Zhang echoes Chellappa when she says that the program is training students to take their technical knowledge and apply it to the business world. Students are taught how to pick an appropriate tool for the business situation at hand, how the model works, and, perhaps most importantly, how to translate and communicate their findings into language that’s easy for a non-expert, such as a future employers, to understand.

“We are a business program not only about data and technology, but also about how that data and technology are relevant to solving a business problem,” says Chellappa. “No matter how technical we are, we never forget—first and foremost—this is a business school, and our goal is to solve a business problem.”

Business First

Yonah Byarugaba 24MSBA

That focus on business first is what alumnus Yonah Byarugaba 24MSBA found most valuable during his time in the program. Byarugaba came to Goizueta with a technical background, seeking the business acumen needed to complement his technical skills.
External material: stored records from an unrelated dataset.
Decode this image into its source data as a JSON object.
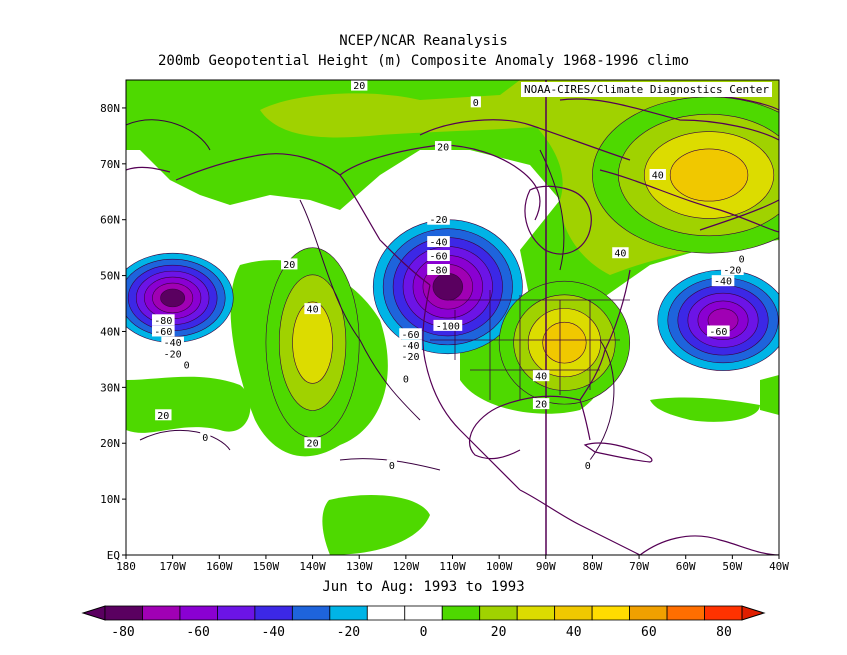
{
  "title_line1": "NCEP/NCAR Reanalysis",
  "title_line2": "200mb Geopotential Height (m) Composite Anomaly 1968-1996 climo",
  "credit": "NOAA-CIRES/Climate Diagnostics Center",
  "subtitle": "Jun to Aug: 1993 to 1993",
  "lat_ticks": [
    "80N",
    "70N",
    "60N",
    "50N",
    "40N",
    "30N",
    "20N",
    "10N",
    "EQ"
  ],
  "lon_ticks": [
    "180",
    "170W",
    "160W",
    "150W",
    "140W",
    "130W",
    "120W",
    "110W",
    "100W",
    "90W",
    "80W",
    "70W",
    "60W",
    "50W",
    "40W"
  ],
  "colorbar": {
    "tick_labels": [
      "-80",
      "-60",
      "-40",
      "-20",
      "0",
      "20",
      "40",
      "60",
      "80"
    ],
    "colors": [
      "#5a0060",
      "#a000b4",
      "#8a00d2",
      "#6c14e6",
      "#3c28e6",
      "#1e64dc",
      "#00b4e6",
      "#ffffff",
      "#ffffff",
      "#4ed900",
      "#a0d200",
      "#dcdc00",
      "#f0c800",
      "#ffdc00",
      "#f0a000",
      "#ff6e00",
      "#ff3200"
    ]
  },
  "contour_labels": [
    {
      "text": "20",
      "lon": -112,
      "lat": 73
    },
    {
      "text": "20",
      "lon": -130,
      "lat": 84
    },
    {
      "text": "0",
      "lon": -105,
      "lat": 81
    },
    {
      "text": "-20",
      "lon": -113,
      "lat": 60
    },
    {
      "text": "-40",
      "lon": -113,
      "lat": 56
    },
    {
      "text": "-60",
      "lon": -113,
      "lat": 53.5
    },
    {
      "text": "-80",
      "lon": -113,
      "lat": 51
    },
    {
      "text": "-100",
      "lon": -111,
      "lat": 41
    },
    {
      "text": "-60",
      "lon": -119,
      "lat": 39.5
    },
    {
      "text": "-40",
      "lon": -119,
      "lat": 37.5
    },
    {
      "text": "-20",
      "lon": -119,
      "lat": 35.5
    },
    {
      "text": "0",
      "lon": -120,
      "lat": 31.5
    },
    {
      "text": "40",
      "lon": -91,
      "lat": 32
    },
    {
      "text": "20",
      "lon": -91,
      "lat": 27
    },
    {
      "text": "20",
      "lon": -145,
      "lat": 52
    },
    {
      "text": "40",
      "lon": -140,
      "lat": 44
    },
    {
      "text": "20",
      "lon": -140,
      "lat": 20
    },
    {
      "text": "20",
      "lon": -172,
      "lat": 25
    },
    {
      "text": "0",
      "lon": -163,
      "lat": 21
    },
    {
      "text": "0",
      "lon": -123,
      "lat": 16
    },
    {
      "text": "0",
      "lon": -81,
      "lat": 16
    },
    {
      "text": "-80",
      "lon": -172,
      "lat": 42
    },
    {
      "text": "-60",
      "lon": -172,
      "lat": 40
    },
    {
      "text": "-40",
      "lon": -170,
      "lat": 38
    },
    {
      "text": "-20",
      "lon": -170,
      "lat": 36
    },
    {
      "text": "0",
      "lon": -167,
      "lat": 34
    },
    {
      "text": "40",
      "lon": -66,
      "lat": 68
    },
    {
      "text": "40",
      "lon": -74,
      "lat": 54
    },
    {
      "text": "0",
      "lon": -48,
      "lat": 53
    },
    {
      "text": "-20",
      "lon": -50,
      "lat": 51
    },
    {
      "text": "-40",
      "lon": -52,
      "lat": 49
    },
    {
      "text": "-60",
      "lon": -53,
      "lat": 40
    }
  ],
  "regions": [
    {
      "name": "low-west-pacific",
      "lon": -170,
      "lat": 46,
      "rx": 13,
      "ry": 8,
      "sign": "neg",
      "levels": [
        "#00b4e6",
        "#1e64dc",
        "#3c28e6",
        "#6c14e6",
        "#8a00d2",
        "#a000b4",
        "#5a0060"
      ]
    },
    {
      "name": "low-northwest-us",
      "lon": -111,
      "lat": 48,
      "rx": 16,
      "ry": 12,
      "sign": "neg",
      "levels": [
        "#00b4e6",
        "#1e64dc",
        "#3c28e6",
        "#6c14e6",
        "#8a00d2",
        "#a000b4",
        "#5a0060"
      ]
    },
    {
      "name": "low-north-atlantic",
      "lon": -52,
      "lat": 42,
      "rx": 14,
      "ry": 9,
      "sign": "neg",
      "levels": [
        "#00b4e6",
        "#1e64dc",
        "#3c28e6",
        "#6c14e6",
        "#8a00d2",
        "#a000b4"
      ]
    },
    {
      "name": "high-pacific",
      "lon": -140,
      "lat": 38,
      "rx": 10,
      "ry": 17,
      "sign": "pos",
      "levels": [
        "#4ed900",
        "#a0d200",
        "#dcdc00"
      ]
    },
    {
      "name": "high-southeast-us",
      "lon": -86,
      "lat": 38,
      "rx": 14,
      "ry": 11,
      "sign": "pos",
      "levels": [
        "#4ed900",
        "#a0d200",
        "#dcdc00",
        "#f0c800"
      ]
    },
    {
      "name": "high-greenland",
      "lon": -55,
      "lat": 68,
      "rx": 25,
      "ry": 14,
      "sign": "pos",
      "levels": [
        "#4ed900",
        "#a0d200",
        "#dcdc00",
        "#f0c800"
      ]
    }
  ]
}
“The program emphasized solving problems from a business point of view first, and then using technology and analytics as tools to solve those problems. That approach was extremely valuable to me,” says Byarugaba, a machine learning engineer at Oversight Systems.

We are a business program not only about data and technology, but also about how that data and technology are relevant to solving a business problem. No matter how technical we are, we never forget—first and foremost—this is a business school, and our goal is to solve a business problem.

Ramnath Chellappa

Byarugaba says storytelling and business-minded problem solving were the most valuable skills he learned in the program—and they’re skills he applies daily in his job, solving business problems in the financial industry. Byarugaba also enjoyed the fast-paced nature of the program, saying it “simulated real-world work environments.”

A Leader in Education

In addition to the classroom, students in the MS in Business Analytics program participate in a semester-long practicum, which Chellappa refers to as the “crown jewel” of the program. He thinks of the practicum as facilitating a consulting company experience, where Chellappa and the program’s managing director act as owners of a consulting company, and the students are consultants. Rather than have the whole class work on a single company’s one problem, the students are divided into teams that each tackle different problems.

“The ability to provide exposure to students across multiple functional domains and as well as verticals is very unique,” says Chellappa. “The analytics practicum ought not to be seen as simply an academic exercise…it’s almost an internship on steroids. It’s as real as it gets.”

Students may be working with a client in healthcare or finance, or they may be finding solutions for human resources, marketing, or supply chains and operations.

The goal of the program is to be ready for the workplace from day one, and that implies that we need to be up and ready with how things are changing in the workplace

Ramnath Chellappa

In Chellappa’s opinion, the three things that make Goizueta’s program stand out are this practicum experience, the specialized research areas of their faculty and visiting industry experts, and the fact the curriculum is—and always has been—cloud computing-driven. The latter fact means that students are fully prepared to tackle any company’s data, whether they operate on Amazon Web Services, Google Cloud, Microsoft Azure, and so on.

“Our program was one of the first to be cloud-based,” says Chellappa. “The program was designed to be responsive to industry needs.”

Goizueta’s MS in Business Analytics program has been a leader and trend-setter in this space, preparing the next generation of the business analytics workforce.

“Regardless of your level or role, you’re often asked about foundational concepts,” says Byarugaba. “Those basics are critical.”